Kenya’s overall fiscal deficit tripled to 1.8 per cent of Gross Domestic Product (GDP) in the first half of the 2009/10 year, compared with 0.6 per cent posted in the same period the previous year.

A fiscal deficit occurs when government spending exceeds the revenue it generates.

The Government is targeting a deficit of Sh101.9 billion ($1.33 billion), or 4.0 per cent of GDP for the entire year, on a commitment basis and excluding grants, indicates Treasury’s economic review.

Significatntly, the Kenya Revenue Authority has been unable to meet its own revenue targets in the last few years.

Most governments run fiscal deficits, but they are only useful if all the funds budgeted for are absorbed and utilised in sectors that can stimulate the economy.

Most of the spending, in Kenya’s case, is related to the Economic Stimulus Programme (ESP), where most of the funds were released last month, but are likely to be rolled over into the next financial year, with just three months left to the June budget.

This is because of the slow release and absoption of funds meant for development expenditure. Government expenditure and net lending, was Sh302.6 billion, against a Sh376 billion target. The Finance Ministry review further notes: "The Cumulative overall fiscal balance, on a commitment basis (excluding grants) registered a deficit of Sh45.3 billion (equivalent to 1.8 per cent of GDP) through end December, last year."

Gross public debt rose to Sh1,115 billion, or 43.8 per cent of GDP, by the end of December, from 1,038 billion at the end of June, last year.

External debt comprises 47.2 per cent of that and the remainder is domestic debt.

Balance Of Payments

The debt stood at Sh588.97 billion by end of December, while external was Sh525.50 billion.

Balance of payments improved to a surplus of $552 million in November, last year from a deficit of $98 million in November 2008. Forex reserves held by the Central Bank of Kenya (CBK) grew to $3.934 billion, equivalent of 4.2 months of import cover, in November, last year, up from $2.869 billion, or 3.4 months of import cover, in November 2008.

Meanwhile, the CBK injected a total of Sh12.75 billion into the banking system last week using reverse repurchase agreement securities against maturities worth Sh18.52 billion.

Commercial banks borrowed Sh80 million from the overnight window and maintained an average of Sh7.89 billion in their clearing accounts at the Central Bank of Kenya (CBK) in the week to February 17, this year, compared with Sh7.14 billion held in the previous week.
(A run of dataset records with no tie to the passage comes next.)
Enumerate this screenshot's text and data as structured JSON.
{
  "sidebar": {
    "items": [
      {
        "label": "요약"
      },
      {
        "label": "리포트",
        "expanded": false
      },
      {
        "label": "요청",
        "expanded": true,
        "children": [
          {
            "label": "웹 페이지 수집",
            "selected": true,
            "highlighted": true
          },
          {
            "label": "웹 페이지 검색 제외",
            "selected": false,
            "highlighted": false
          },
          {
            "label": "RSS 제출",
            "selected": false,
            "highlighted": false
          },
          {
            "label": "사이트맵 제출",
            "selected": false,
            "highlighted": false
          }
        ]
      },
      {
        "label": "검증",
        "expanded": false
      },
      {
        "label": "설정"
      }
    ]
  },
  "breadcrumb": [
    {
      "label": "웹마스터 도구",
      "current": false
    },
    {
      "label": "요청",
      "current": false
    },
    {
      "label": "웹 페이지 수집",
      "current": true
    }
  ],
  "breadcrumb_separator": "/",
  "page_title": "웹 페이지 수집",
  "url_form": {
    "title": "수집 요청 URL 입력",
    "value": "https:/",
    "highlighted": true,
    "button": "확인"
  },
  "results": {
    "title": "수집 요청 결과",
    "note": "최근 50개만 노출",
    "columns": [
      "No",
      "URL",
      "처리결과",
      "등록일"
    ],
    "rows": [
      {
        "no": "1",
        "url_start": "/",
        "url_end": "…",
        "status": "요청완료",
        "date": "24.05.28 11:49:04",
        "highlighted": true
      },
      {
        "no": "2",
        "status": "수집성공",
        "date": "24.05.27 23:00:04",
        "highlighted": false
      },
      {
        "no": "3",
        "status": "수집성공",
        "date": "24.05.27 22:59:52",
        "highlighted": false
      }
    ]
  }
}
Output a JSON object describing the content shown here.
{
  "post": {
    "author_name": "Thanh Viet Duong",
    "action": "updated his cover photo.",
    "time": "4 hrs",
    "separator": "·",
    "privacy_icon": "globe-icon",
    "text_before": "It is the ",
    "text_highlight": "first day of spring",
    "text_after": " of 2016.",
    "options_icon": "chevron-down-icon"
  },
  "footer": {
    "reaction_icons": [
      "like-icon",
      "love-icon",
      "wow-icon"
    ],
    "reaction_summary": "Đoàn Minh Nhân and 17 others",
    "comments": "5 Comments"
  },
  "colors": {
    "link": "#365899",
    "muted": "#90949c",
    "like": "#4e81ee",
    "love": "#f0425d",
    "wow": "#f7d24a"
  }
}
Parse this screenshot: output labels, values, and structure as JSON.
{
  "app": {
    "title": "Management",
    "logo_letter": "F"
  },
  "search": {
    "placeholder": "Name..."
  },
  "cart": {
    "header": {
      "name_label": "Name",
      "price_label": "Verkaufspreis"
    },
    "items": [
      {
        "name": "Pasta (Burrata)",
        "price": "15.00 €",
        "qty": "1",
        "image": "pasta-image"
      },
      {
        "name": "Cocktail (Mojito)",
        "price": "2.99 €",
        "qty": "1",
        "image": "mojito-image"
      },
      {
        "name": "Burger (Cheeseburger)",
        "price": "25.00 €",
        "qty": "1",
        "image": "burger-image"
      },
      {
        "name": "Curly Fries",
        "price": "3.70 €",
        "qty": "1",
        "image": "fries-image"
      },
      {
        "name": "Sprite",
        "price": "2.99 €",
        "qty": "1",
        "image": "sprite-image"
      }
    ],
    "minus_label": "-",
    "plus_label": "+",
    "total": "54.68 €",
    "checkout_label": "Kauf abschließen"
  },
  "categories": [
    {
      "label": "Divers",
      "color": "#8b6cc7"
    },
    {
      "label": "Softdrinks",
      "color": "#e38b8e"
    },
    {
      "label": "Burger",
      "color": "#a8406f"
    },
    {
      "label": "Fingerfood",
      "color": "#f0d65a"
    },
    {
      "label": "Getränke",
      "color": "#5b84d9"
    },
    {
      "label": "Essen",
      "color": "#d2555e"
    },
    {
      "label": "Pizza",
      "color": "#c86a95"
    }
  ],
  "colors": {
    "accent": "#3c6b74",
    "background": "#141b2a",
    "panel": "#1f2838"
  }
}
According to CBK’s weekly economic indicators report, the shilling on average depicted mixed trends against major international currencies.

In addition, local market sentiments fuelled by political disagreement in the governing grant coalition partners also contributed to the erosion of the shilling’s value.

Against the US dollar, the local unit depreciated marginally to exchange at Sh77.16 compared with Sh76.69 in the previous week.